Criterion E: Engagement(Strands: Reflections on planning and progress) This criterion assesses the student’s engagement with their research focus and the research process. It will be applied by the examiner at the end of the assessment of the essay, and is based solely on the candidate’s reflections as detailed on the RPPF, with the supervisory comments and extended essay itself as context. Students are expected to provide reflections on the decision-making and planning process undertaken in completing the essay. Students must demonstrate how they arrived at a topic as well as the methods and approach used. This criterion assesses the extent to which a student has evidenced the rationale for decisions made throughout the planning process and the skills and understandings developed. For example, students may reflect on:
the approach and strategies they chose, and their relative success
the Approaches to learning skills they have developed and their effect on the student as a learner
how their conceptual understandings have developed or changed as a result of their research
challenges they faced in their research and how they overcame these
questions that emerged as a result of their research
what they would do differently if they were to undertake the research again.

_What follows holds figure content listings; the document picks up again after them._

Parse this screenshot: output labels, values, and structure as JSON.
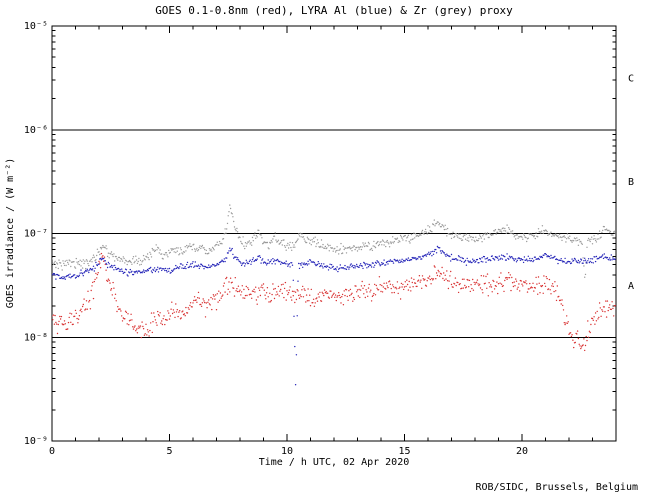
{
  "credit": "ROB/SIDC, Brussels, Belgium",
  "chart_data": {
    "type": "scatter",
    "title": "GOES 0.1-0.8nm (red), LYRA Al (blue) & Zr (grey) proxy",
    "xlabel": "Time / h UTC, 02 Apr 2020",
    "ylabel": "GOES irradiance / (W m⁻²)",
    "grid": false,
    "legend": "encoded in title colors",
    "xlim": [
      0,
      24
    ],
    "x_major_ticks": [
      0,
      5,
      10,
      15,
      20
    ],
    "x_major_tick_labels": [
      "0",
      "5",
      "10",
      "15",
      "20"
    ],
    "x_minor_step_h": 1,
    "ylog_top": -5,
    "ylog_bottom": -9,
    "ylim": [
      1e-09,
      1e-05
    ],
    "y_tick_exponents": [
      -5,
      -6,
      -7,
      -8,
      -9
    ],
    "y_tick_labels": [
      "10⁻⁵",
      "10⁻⁶",
      "10⁻⁷",
      "10⁻⁸",
      "10⁻⁹"
    ],
    "class_boundary_logs": [
      -6,
      -7,
      -8
    ],
    "class_labels": [
      {
        "label": "C",
        "log": -5.5
      },
      {
        "label": "B",
        "log": -6.5
      },
      {
        "label": "A",
        "log": -7.5
      }
    ],
    "series": [
      {
        "id": "lyra-zr",
        "name": "LYRA Zr proxy",
        "color": "#9a9a9a",
        "noise_dex": 0.022,
        "points_h_log10": [
          [
            0,
            -7.28
          ],
          [
            0.4,
            -7.3
          ],
          [
            0.8,
            -7.27
          ],
          [
            1.3,
            -7.3
          ],
          [
            1.7,
            -7.26
          ],
          [
            2.0,
            -7.18
          ],
          [
            2.15,
            -7.1
          ],
          [
            2.35,
            -7.17
          ],
          [
            2.7,
            -7.23
          ],
          [
            3.1,
            -7.26
          ],
          [
            3.6,
            -7.27
          ],
          [
            4.0,
            -7.25
          ],
          [
            4.45,
            -7.13
          ],
          [
            4.7,
            -7.21
          ],
          [
            5.0,
            -7.2
          ],
          [
            5.3,
            -7.14
          ],
          [
            5.6,
            -7.19
          ],
          [
            5.9,
            -7.12
          ],
          [
            6.1,
            -7.17
          ],
          [
            6.35,
            -7.13
          ],
          [
            6.6,
            -7.18
          ],
          [
            6.9,
            -7.14
          ],
          [
            7.2,
            -7.1
          ],
          [
            7.45,
            -6.95
          ],
          [
            7.58,
            -6.72
          ],
          [
            7.75,
            -6.9
          ],
          [
            7.95,
            -7.05
          ],
          [
            8.2,
            -7.1
          ],
          [
            8.5,
            -7.08
          ],
          [
            8.75,
            -6.97
          ],
          [
            9.0,
            -7.1
          ],
          [
            9.25,
            -7.12
          ],
          [
            9.45,
            -7.02
          ],
          [
            9.7,
            -7.1
          ],
          [
            10.0,
            -7.13
          ],
          [
            10.3,
            -7.1
          ],
          [
            10.55,
            -7.02
          ],
          [
            10.8,
            -7.08
          ],
          [
            11.1,
            -7.06
          ],
          [
            11.5,
            -7.12
          ],
          [
            12.0,
            -7.16
          ],
          [
            12.5,
            -7.15
          ],
          [
            13.0,
            -7.14
          ],
          [
            13.5,
            -7.12
          ],
          [
            14.0,
            -7.1
          ],
          [
            14.5,
            -7.08
          ],
          [
            15.0,
            -7.05
          ],
          [
            15.5,
            -7.02
          ],
          [
            16.0,
            -6.97
          ],
          [
            16.45,
            -6.88
          ],
          [
            16.7,
            -6.96
          ],
          [
            17.0,
            -7.01
          ],
          [
            17.5,
            -7.04
          ],
          [
            18.0,
            -7.05
          ],
          [
            18.5,
            -7.02
          ],
          [
            19.0,
            -6.99
          ],
          [
            19.35,
            -6.95
          ],
          [
            19.7,
            -7.0
          ],
          [
            20.0,
            -7.04
          ],
          [
            20.5,
            -7.01
          ],
          [
            21.0,
            -6.97
          ],
          [
            21.35,
            -7.02
          ],
          [
            21.7,
            -7.04
          ],
          [
            22.1,
            -7.06
          ],
          [
            22.55,
            -7.08
          ],
          [
            22.68,
            -7.45
          ],
          [
            22.8,
            -7.07
          ],
          [
            23.2,
            -7.04
          ],
          [
            23.55,
            -6.96
          ],
          [
            23.8,
            -7.01
          ],
          [
            24,
            -6.99
          ]
        ]
      },
      {
        "id": "lyra-al",
        "name": "LYRA Al proxy",
        "color": "#2525b8",
        "noise_dex": 0.015,
        "points_h_log10": [
          [
            0,
            -7.4
          ],
          [
            0.5,
            -7.42
          ],
          [
            1.0,
            -7.4
          ],
          [
            1.5,
            -7.37
          ],
          [
            1.95,
            -7.3
          ],
          [
            2.15,
            -7.24
          ],
          [
            2.45,
            -7.31
          ],
          [
            3.0,
            -7.36
          ],
          [
            3.5,
            -7.38
          ],
          [
            4.0,
            -7.37
          ],
          [
            4.5,
            -7.34
          ],
          [
            5.0,
            -7.35
          ],
          [
            5.5,
            -7.32
          ],
          [
            6.0,
            -7.3
          ],
          [
            6.5,
            -7.32
          ],
          [
            7.0,
            -7.3
          ],
          [
            7.35,
            -7.26
          ],
          [
            7.58,
            -7.13
          ],
          [
            7.75,
            -7.22
          ],
          [
            8.1,
            -7.29
          ],
          [
            8.5,
            -7.27
          ],
          [
            8.8,
            -7.23
          ],
          [
            9.1,
            -7.29
          ],
          [
            9.45,
            -7.25
          ],
          [
            9.8,
            -7.29
          ],
          [
            10.25,
            -7.3
          ],
          [
            10.33,
            -8.05
          ],
          [
            10.37,
            -8.5
          ],
          [
            10.42,
            -7.95
          ],
          [
            10.48,
            -7.31
          ],
          [
            10.8,
            -7.29
          ],
          [
            11.1,
            -7.27
          ],
          [
            11.5,
            -7.31
          ],
          [
            12.0,
            -7.33
          ],
          [
            12.5,
            -7.33
          ],
          [
            13.0,
            -7.32
          ],
          [
            13.5,
            -7.3
          ],
          [
            14.0,
            -7.29
          ],
          [
            14.5,
            -7.28
          ],
          [
            15.0,
            -7.26
          ],
          [
            15.5,
            -7.24
          ],
          [
            16.0,
            -7.21
          ],
          [
            16.45,
            -7.14
          ],
          [
            16.75,
            -7.2
          ],
          [
            17.1,
            -7.24
          ],
          [
            17.5,
            -7.26
          ],
          [
            18.0,
            -7.27
          ],
          [
            18.5,
            -7.25
          ],
          [
            19.0,
            -7.24
          ],
          [
            19.5,
            -7.23
          ],
          [
            20.0,
            -7.26
          ],
          [
            20.5,
            -7.25
          ],
          [
            21.0,
            -7.21
          ],
          [
            21.5,
            -7.25
          ],
          [
            22.0,
            -7.27
          ],
          [
            22.5,
            -7.27
          ],
          [
            23.0,
            -7.26
          ],
          [
            23.5,
            -7.23
          ],
          [
            24,
            -7.24
          ]
        ]
      },
      {
        "id": "goes",
        "name": "GOES 0.1-0.8nm",
        "color": "#d83030",
        "noise_dex": 0.045,
        "points_h_log10": [
          [
            0,
            -7.8
          ],
          [
            0.2,
            -7.93
          ],
          [
            0.4,
            -7.84
          ],
          [
            0.6,
            -7.9
          ],
          [
            0.8,
            -7.8
          ],
          [
            1.0,
            -7.84
          ],
          [
            1.2,
            -7.76
          ],
          [
            1.4,
            -7.7
          ],
          [
            1.6,
            -7.64
          ],
          [
            1.8,
            -7.52
          ],
          [
            2.0,
            -7.32
          ],
          [
            2.12,
            -7.18
          ],
          [
            2.25,
            -7.32
          ],
          [
            2.45,
            -7.5
          ],
          [
            2.65,
            -7.6
          ],
          [
            2.85,
            -7.7
          ],
          [
            3.1,
            -7.78
          ],
          [
            3.4,
            -7.84
          ],
          [
            3.7,
            -7.9
          ],
          [
            4.0,
            -7.92
          ],
          [
            4.3,
            -7.87
          ],
          [
            4.6,
            -7.82
          ],
          [
            5.0,
            -7.79
          ],
          [
            5.3,
            -7.74
          ],
          [
            5.6,
            -7.77
          ],
          [
            6.0,
            -7.67
          ],
          [
            6.2,
            -7.6
          ],
          [
            6.45,
            -7.69
          ],
          [
            6.7,
            -7.66
          ],
          [
            7.0,
            -7.62
          ],
          [
            7.3,
            -7.58
          ],
          [
            7.58,
            -7.45
          ],
          [
            7.8,
            -7.54
          ],
          [
            8.1,
            -7.58
          ],
          [
            8.4,
            -7.54
          ],
          [
            8.7,
            -7.58
          ],
          [
            9.0,
            -7.54
          ],
          [
            9.3,
            -7.58
          ],
          [
            9.6,
            -7.54
          ],
          [
            10.0,
            -7.59
          ],
          [
            10.4,
            -7.61
          ],
          [
            10.8,
            -7.59
          ],
          [
            11.2,
            -7.62
          ],
          [
            11.6,
            -7.59
          ],
          [
            12.0,
            -7.58
          ],
          [
            12.5,
            -7.59
          ],
          [
            13.0,
            -7.56
          ],
          [
            13.5,
            -7.55
          ],
          [
            14.0,
            -7.54
          ],
          [
            14.5,
            -7.52
          ],
          [
            15.0,
            -7.52
          ],
          [
            15.5,
            -7.49
          ],
          [
            16.0,
            -7.45
          ],
          [
            16.45,
            -7.35
          ],
          [
            16.7,
            -7.42
          ],
          [
            17.0,
            -7.47
          ],
          [
            17.3,
            -7.51
          ],
          [
            17.6,
            -7.47
          ],
          [
            18.0,
            -7.51
          ],
          [
            18.4,
            -7.47
          ],
          [
            18.8,
            -7.5
          ],
          [
            19.2,
            -7.45
          ],
          [
            19.6,
            -7.47
          ],
          [
            20.0,
            -7.5
          ],
          [
            20.4,
            -7.52
          ],
          [
            20.8,
            -7.48
          ],
          [
            21.2,
            -7.51
          ],
          [
            21.5,
            -7.58
          ],
          [
            21.8,
            -7.78
          ],
          [
            22.0,
            -7.93
          ],
          [
            22.2,
            -8.04
          ],
          [
            22.35,
            -7.98
          ],
          [
            22.5,
            -8.08
          ],
          [
            22.65,
            -8.12
          ],
          [
            22.8,
            -7.95
          ],
          [
            23.0,
            -7.86
          ],
          [
            23.2,
            -7.79
          ],
          [
            23.4,
            -7.7
          ],
          [
            23.6,
            -7.76
          ],
          [
            23.8,
            -7.7
          ],
          [
            24,
            -7.74
          ]
        ]
      }
    ]
  }
}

Effective reflection highlights the journey the student has engaged in through the EE process. Students must show evidence of critical and reflective thinking that goes beyond simply describing the procedures that have been followed. The reflections must provide the examiner with an insight into student thinking, creativity and originality within the research process. The student voice must be clearly present and demonstrate the learning that has taken place.